Week 7 Rankings with Commentary

In surprising news, Charles Robinson of Yahoo Sports ranks the Broncos 14th in the league. Has he been hiding in a cave in the Rocky Mountains since the beginning of September?

Here is how I would rank things as the season stands now:

1. New England Patriots (6-0) – if anyone wants to argue you can call the Dallas defense and ask them.

2. Indianapolis Colts (5-0) – who thinks Peyton Manning partied in Las Vegas during his bye week. Yeah, me neither.

3. Green Bay Packers (5-1) – until Brett Favre proves otherwise, his team will take the coveted #3 spot.

4. Dallas Cowboys (5-1) – they showed a lot of openings in their pass defense and Romo is still very vulnerable to INTS.

5. Jacksonville Jaguars (4-1) – they’re allowing the 2nd lowest total points in the league.

6. New York Giants (4-2) – they will be 6-2 before you know it. Yes, they have won against some terrible teams, but the Manning-Burress duo is one of the best in the league.

7. Pittsburgh Steelers (4-1) – Hines Ward and Troy Polamalu return to action this week.

8. Baltimore Ravens (4-2) – if the quarterbacks stop fumbling the ball, they could rank in the top 5.

9. San Diego Chargers (3-3) – they had a rough start, but watch out AFC. LT is coming strong.

10. Tennessee Titans (3-2) – Vince Young. That’s all I need to say “‘Cause I can guarantee things are sweeter in Tennessee.”

11. Washington Redskins (3-2) – 11. Better approval rating than our current Pres.

12. Carolina Panthers (4-2) – Vinny still has it at 43 years old, at least until David Carr comes back.

13. Tampa Bay Buccaneers (4-2) – the next 3 out of 4 games are against mediocre, so they should be moving up in the ranks.

14. Cleveland Browns (3-3) – with a high powered offense, “Cleveland Rocks!”

15. Houston Texans (3-3) – they are going to California for two weekends in a row. Perhaps a preview of their life in early January.

16. Kansas City Chiefs (3-3) – If Priest Holmes is able to play in the near future, the Chiefs could be moving on up.

17. Seattle Seahawks (3-3) – something stinks and it’s not Pike Place Market.

18.Chicago Bears (2-3) – Come on! They have a ferocious defense.
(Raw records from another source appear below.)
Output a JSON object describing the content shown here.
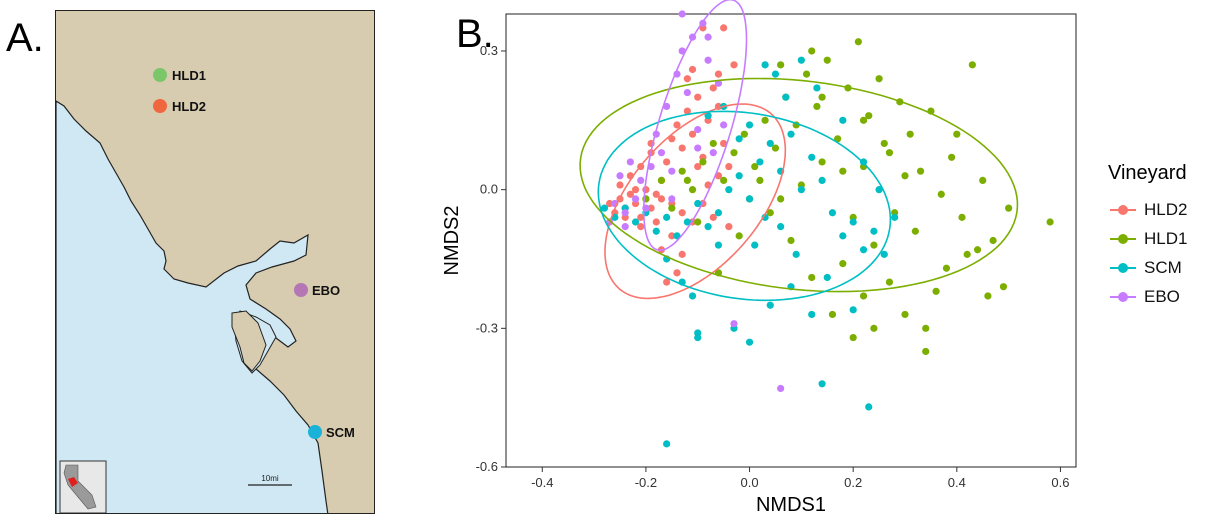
{
  "panels": {
    "a_label": "A.",
    "b_label": "B."
  },
  "map": {
    "sites": [
      {
        "name": "HLD1",
        "color": "#7cc66a"
      },
      {
        "name": "HLD2",
        "color": "#f0663e"
      },
      {
        "name": "EBO",
        "color": "#b576b5"
      },
      {
        "name": "SCM",
        "color": "#1ab2d8"
      }
    ],
    "scale_label": "10mi",
    "land_color": "#d8ccb0",
    "water_color": "#cfe8f3"
  },
  "chart_data": {
    "type": "scatter",
    "xlabel": "NMDS1",
    "ylabel": "NMDS2",
    "xlim": [
      -0.47,
      0.63
    ],
    "ylim": [
      -0.6,
      0.38
    ],
    "xticks": [
      "-0.4",
      "-0.2",
      "0.0",
      "0.2",
      "0.4",
      "0.6"
    ],
    "xtick_values": [
      -0.4,
      -0.2,
      0.0,
      0.2,
      0.4,
      0.6
    ],
    "yticks": [
      "0.3",
      "0.0",
      "-0.3",
      "-0.6"
    ],
    "ytick_values": [
      0.3,
      0.0,
      -0.3,
      -0.6
    ],
    "grid": false,
    "legend": {
      "title": "Vineyard",
      "placement": "right"
    },
    "series": [
      {
        "name": "HLD2",
        "color": "#f8766d",
        "ellipse": {
          "cx": -0.105,
          "cy": -0.025,
          "rx": 0.24,
          "ry": 0.13,
          "angle": 55
        },
        "points": [
          [
            -0.27,
            -0.03
          ],
          [
            -0.26,
            -0.05
          ],
          [
            -0.25,
            -0.02
          ],
          [
            -0.24,
            -0.04
          ],
          [
            -0.23,
            -0.01
          ],
          [
            -0.22,
            -0.03
          ],
          [
            -0.21,
            -0.06
          ],
          [
            -0.2,
            -0.02
          ],
          [
            -0.19,
            -0.04
          ],
          [
            -0.18,
            -0.01
          ],
          [
            -0.25,
            0.01
          ],
          [
            -0.23,
            0.03
          ],
          [
            -0.21,
            0.05
          ],
          [
            -0.19,
            0.08
          ],
          [
            -0.17,
            0.02
          ],
          [
            -0.16,
            0.06
          ],
          [
            -0.15,
            0.11
          ],
          [
            -0.14,
            0.14
          ],
          [
            -0.13,
            0.09
          ],
          [
            -0.12,
            0.17
          ],
          [
            -0.11,
            0.12
          ],
          [
            -0.1,
            0.2
          ],
          [
            -0.09,
            0.07
          ],
          [
            -0.08,
            0.15
          ],
          [
            -0.07,
            0.22
          ],
          [
            -0.06,
            0.18
          ],
          [
            -0.05,
            0.1
          ],
          [
            -0.04,
            0.05
          ],
          [
            -0.03,
            0.27
          ],
          [
            -0.12,
            0.24
          ],
          [
            -0.11,
            0.26
          ],
          [
            -0.2,
            0.0
          ],
          [
            -0.22,
            0.0
          ],
          [
            -0.24,
            -0.06
          ],
          [
            -0.17,
            -0.02
          ],
          [
            -0.15,
            -0.03
          ],
          [
            -0.13,
            -0.05
          ],
          [
            -0.11,
            -0.07
          ],
          [
            -0.09,
            -0.03
          ],
          [
            -0.07,
            -0.06
          ],
          [
            -0.15,
            -0.1
          ],
          [
            -0.13,
            -0.14
          ],
          [
            -0.14,
            -0.18
          ],
          [
            -0.16,
            -0.2
          ],
          [
            -0.17,
            -0.13
          ],
          [
            -0.19,
            0.1
          ],
          [
            -0.06,
            0.25
          ],
          [
            -0.05,
            0.35
          ],
          [
            -0.09,
            0.35
          ],
          [
            -0.21,
            -0.08
          ],
          [
            -0.18,
            -0.07
          ],
          [
            -0.1,
            0.05
          ],
          [
            -0.08,
            0.01
          ],
          [
            -0.04,
            -0.08
          ],
          [
            -0.06,
            0.03
          ]
        ]
      },
      {
        "name": "HLD1",
        "color": "#7cae00",
        "ellipse": {
          "cx": 0.095,
          "cy": 0.01,
          "rx": 0.425,
          "ry": 0.225,
          "angle": -8
        },
        "points": [
          [
            -0.2,
            -0.02
          ],
          [
            -0.17,
            0.02
          ],
          [
            -0.15,
            -0.04
          ],
          [
            -0.13,
            0.04
          ],
          [
            -0.11,
            0.0
          ],
          [
            -0.09,
            0.06
          ],
          [
            -0.07,
            0.1
          ],
          [
            -0.05,
            0.02
          ],
          [
            -0.03,
            0.08
          ],
          [
            -0.01,
            0.12
          ],
          [
            0.01,
            0.05
          ],
          [
            0.03,
            0.15
          ],
          [
            0.05,
            0.09
          ],
          [
            0.07,
            0.2
          ],
          [
            0.09,
            0.14
          ],
          [
            0.11,
            0.25
          ],
          [
            0.13,
            0.18
          ],
          [
            0.15,
            0.28
          ],
          [
            0.17,
            0.11
          ],
          [
            0.19,
            0.22
          ],
          [
            0.21,
            0.32
          ],
          [
            0.23,
            0.16
          ],
          [
            0.25,
            0.24
          ],
          [
            0.27,
            0.08
          ],
          [
            0.29,
            0.19
          ],
          [
            0.31,
            0.12
          ],
          [
            0.33,
            0.04
          ],
          [
            0.35,
            0.17
          ],
          [
            0.37,
            -0.01
          ],
          [
            0.39,
            0.07
          ],
          [
            0.41,
            -0.06
          ],
          [
            0.43,
            0.27
          ],
          [
            0.45,
            0.02
          ],
          [
            0.47,
            -0.11
          ],
          [
            0.49,
            -0.21
          ],
          [
            0.5,
            -0.04
          ],
          [
            0.58,
            -0.07
          ],
          [
            0.42,
            -0.14
          ],
          [
            0.38,
            -0.17
          ],
          [
            0.36,
            -0.22
          ],
          [
            0.34,
            -0.3
          ],
          [
            0.34,
            -0.35
          ],
          [
            0.3,
            -0.27
          ],
          [
            0.27,
            -0.2
          ],
          [
            0.24,
            -0.12
          ],
          [
            0.22,
            -0.23
          ],
          [
            0.2,
            -0.32
          ],
          [
            0.16,
            -0.27
          ],
          [
            0.12,
            -0.19
          ],
          [
            0.08,
            -0.11
          ],
          [
            0.04,
            -0.05
          ],
          [
            0.0,
            -0.02
          ],
          [
            -0.02,
            -0.1
          ],
          [
            -0.06,
            -0.18
          ],
          [
            -0.1,
            -0.07
          ],
          [
            -0.12,
            0.02
          ],
          [
            0.06,
            0.27
          ],
          [
            0.14,
            0.2
          ],
          [
            0.18,
            0.04
          ],
          [
            0.22,
            0.05
          ],
          [
            0.26,
            0.1
          ],
          [
            0.3,
            0.03
          ],
          [
            0.14,
            0.06
          ],
          [
            0.1,
            0.01
          ],
          [
            0.06,
            -0.02
          ],
          [
            0.02,
            0.02
          ],
          [
            0.2,
            -0.06
          ],
          [
            0.28,
            -0.05
          ],
          [
            0.32,
            -0.09
          ],
          [
            0.4,
            0.12
          ],
          [
            0.44,
            -0.13
          ],
          [
            0.46,
            -0.23
          ],
          [
            0.24,
            -0.3
          ],
          [
            0.18,
            -0.16
          ],
          [
            0.22,
            0.15
          ],
          [
            0.12,
            0.3
          ]
        ]
      },
      {
        "name": "SCM",
        "color": "#00bfc4",
        "ellipse": {
          "cx": -0.01,
          "cy": -0.035,
          "rx": 0.285,
          "ry": 0.2,
          "angle": -12
        },
        "points": [
          [
            -0.28,
            -0.04
          ],
          [
            -0.26,
            -0.06
          ],
          [
            -0.24,
            -0.04
          ],
          [
            -0.22,
            -0.07
          ],
          [
            -0.2,
            -0.05
          ],
          [
            -0.18,
            -0.09
          ],
          [
            -0.16,
            -0.06
          ],
          [
            -0.14,
            -0.1
          ],
          [
            -0.12,
            -0.07
          ],
          [
            -0.1,
            -0.03
          ],
          [
            -0.08,
            -0.08
          ],
          [
            -0.06,
            -0.05
          ],
          [
            -0.04,
            0.0
          ],
          [
            -0.02,
            0.03
          ],
          [
            0.0,
            -0.02
          ],
          [
            0.02,
            0.06
          ],
          [
            0.04,
            0.1
          ],
          [
            0.06,
            0.04
          ],
          [
            0.08,
            0.12
          ],
          [
            0.1,
            0.0
          ],
          [
            0.12,
            0.07
          ],
          [
            0.14,
            0.02
          ],
          [
            0.16,
            -0.05
          ],
          [
            0.18,
            -0.1
          ],
          [
            0.2,
            -0.07
          ],
          [
            0.22,
            -0.13
          ],
          [
            0.24,
            -0.09
          ],
          [
            0.26,
            -0.14
          ],
          [
            0.28,
            -0.06
          ],
          [
            0.07,
            0.2
          ],
          [
            0.05,
            0.25
          ],
          [
            0.03,
            0.27
          ],
          [
            0.1,
            0.28
          ],
          [
            0.13,
            0.22
          ],
          [
            0.18,
            0.15
          ],
          [
            0.22,
            0.06
          ],
          [
            0.25,
            0.0
          ],
          [
            -0.16,
            -0.15
          ],
          [
            -0.13,
            -0.2
          ],
          [
            -0.11,
            -0.23
          ],
          [
            -0.1,
            -0.31
          ],
          [
            -0.1,
            -0.32
          ],
          [
            -0.03,
            -0.3
          ],
          [
            0.0,
            -0.33
          ],
          [
            0.04,
            -0.25
          ],
          [
            0.08,
            -0.21
          ],
          [
            0.12,
            -0.27
          ],
          [
            0.15,
            -0.19
          ],
          [
            0.2,
            -0.26
          ],
          [
            0.23,
            -0.47
          ],
          [
            0.14,
            -0.42
          ],
          [
            -0.16,
            -0.55
          ],
          [
            -0.06,
            -0.12
          ],
          [
            0.01,
            -0.12
          ],
          [
            0.06,
            -0.08
          ],
          [
            0.09,
            -0.14
          ],
          [
            0.03,
            -0.06
          ],
          [
            -0.08,
            0.16
          ],
          [
            -0.05,
            0.18
          ],
          [
            -0.02,
            0.11
          ],
          [
            0.0,
            0.14
          ]
        ]
      },
      {
        "name": "EBO",
        "color": "#c77cff",
        "ellipse": {
          "cx": -0.105,
          "cy": 0.14,
          "rx": 0.28,
          "ry": 0.07,
          "angle": 75
        },
        "points": [
          [
            -0.26,
            -0.03
          ],
          [
            -0.24,
            -0.05
          ],
          [
            -0.22,
            -0.02
          ],
          [
            -0.25,
            0.03
          ],
          [
            -0.23,
            0.06
          ],
          [
            -0.21,
            0.02
          ],
          [
            -0.19,
            0.05
          ],
          [
            -0.18,
            0.12
          ],
          [
            -0.16,
            0.18
          ],
          [
            -0.17,
            0.08
          ],
          [
            -0.15,
            0.04
          ],
          [
            -0.14,
            0.25
          ],
          [
            -0.13,
            0.3
          ],
          [
            -0.12,
            0.21
          ],
          [
            -0.11,
            0.33
          ],
          [
            -0.09,
            0.36
          ],
          [
            -0.08,
            0.33
          ],
          [
            -0.06,
            0.23
          ],
          [
            -0.05,
            0.14
          ],
          [
            -0.07,
            0.08
          ],
          [
            -0.1,
            0.09
          ],
          [
            -0.08,
            0.28
          ],
          [
            -0.13,
            0.38
          ],
          [
            -0.2,
            -0.04
          ],
          [
            -0.27,
            -0.07
          ],
          [
            -0.24,
            -0.08
          ],
          [
            -0.03,
            -0.29
          ],
          [
            0.06,
            -0.43
          ],
          [
            -0.1,
            0.13
          ],
          [
            -0.15,
            -0.02
          ]
        ]
      }
    ]
  }
}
Right?

19. Detroit Lions (3-2) – as Kid Rock would say,

“Im a redneck rock-n-roll son of detroit,
I dont like no new wave
Techno bands around
Im a drink a couple dozen beers
Go out and jam some gears
Im a long haired rock-n-roll
Son of detroit.”

20. Denver Broncos (2-3) – The Rockies are going to the World Series!

21. Arizona Cardinals (3-3) – is the desert known for having good football teams? NO!

22. Philadelphia Eagles (2-3) – Are we going to start hearing chants for Terrell Owens?

23. Minnesota Vikings (2-3) – the only good thing going for them is Adrian Peterson.

24. Oakland Raiders (2-3) – Raider Nation what?

25. Cincinnati Bengals (1-4) – Next up for Chad Johnson a.k.a. Ocho Cinco: Dancing with the Stars. Watch this:

26. San Francisco 49ers (2-3) – Alex Smith left his heart in Utah. Not San Francisco.

27. New Orleans Saints (1-4) – The Saints can’t wait for mardi gras.

28. New York Jets (1-4) – the Jets and the Giants are light years apart.

29. Buffalo Bills (1-4) – wait. There’s another team in New York?

30. Atlanta Falcons (1-5) – Vick…gone. Morten Anderson…old. Atlanta…spiraling downward faster than a plane without wings.

31. Miami Dolphins (0-6) – one of two winless teams in the NFL. They got rid of WR Chris Chambers this week. Good Job. Real Good.

32. St. Louis Rams (0-6) – someone has to take this spot. This year it’s STL.